Un travail préparatoire s’impose donc, portant tant sur :
- les informations à communiquer au regard du détail de la chaine de détention
- que de la valeur vénale de l’immeuble
Pour les contribuables qui ont bénéficié, par volonté ou ignorance du défaut de transparence, induit par la prise du simple engagement de révéler le détail de l’actionnariat (l’administration fiscale française ne demandant quasiment jamais les informations sur lesquelles l’engagement porte), il convient d’ores et déjà :
- d’auditer les structures de détention dont le détail doit dorénavant être porté chaque année à la connaissance de l’administration fiscale française afin de se préparer à un éventuel contrôle ;
- de mettre en conformité la structure de l’actionnariat dans l’hypothèse où la présence de trusts, fonds d’investissements,family office ou autres structures poserait difficulté,
Dans des conditions pouvant être justifiées vis à vis de l’administration fiscale française en cas de contrôle ou en déclarant les modifications effectuées après les avoir analysées (un certain nombre de conséquences en matière de plus-values immobilières notamment devant être anticipées selon les options de restructuration pouvant être choisies) afin d’éviter notamment des pénalités supplémentaires.
Dépôts tardifs : une tolérance à usage unique
Une décision du tribunal judiciaire de Nice du 10 mars 2026 (RG n° 24/04425) vient rappeler avec netteté que le dépôt du formulaire 2746 est une condition essentielle à l’exonération (cas où il ne pouvait être bénéficié de l’exonération sur simple prise de l’enagement), sans marge d’appréciation.
La question, discutée en pratique compte tenu du caractère annuel de la taxe patrimoniale de 3%, est toujours de savoir si le premier manquement doit s’apprécier chaque année (ce qui n’a pas beaucoup de sens sauf à annihiler la taxe), soit sur la période non prescrite ou même depuis la date d’acquisition du bien immobilier comme certains services locaux ont pu le prétendre.

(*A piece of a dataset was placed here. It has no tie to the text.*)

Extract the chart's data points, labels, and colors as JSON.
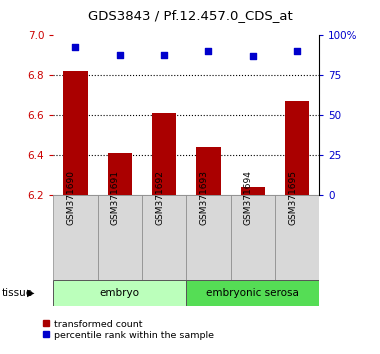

Le Tribunal judiciaire de Nice valide l’approche administrative consistant à accorder une telle tolérance administrative une seule fois pour l’ensemble des années non prescrites (soit ici 6 années civiles).
Des Sanctions devenues dissuasives
Il convient par ailleurs de ne pas perdre de vue que le non-respect des obligations déclaratives liées à la taxe de 3 % n’emporte pas seulement des conséquences fiscales. L’administration fiscale est en effet tenue, indépendamment de toute procédure de rectification, de transmettre au Procureur de la République les dossiers dans lesquels le montant d’impôt éludé excède 100.000 €, dès lors que certains autres critères sont remplis.
Compte tenu de la valeur des biens concernés par la taxe de 3 %, de son taux et de la période de prescription de 6 ans en cas de non-dépôt, le risque de voir un dossier transmis au Parquet est donc loin d’être théorique et donne lieu à poursuites pénales en cas d’absence de mise en conformité de la part du contribuable.
Enfin on rappelle que toutes les sociétés jusqu’à celle détenant le bien immobilier elle-même sont solidaires pour le paiement de la taxe.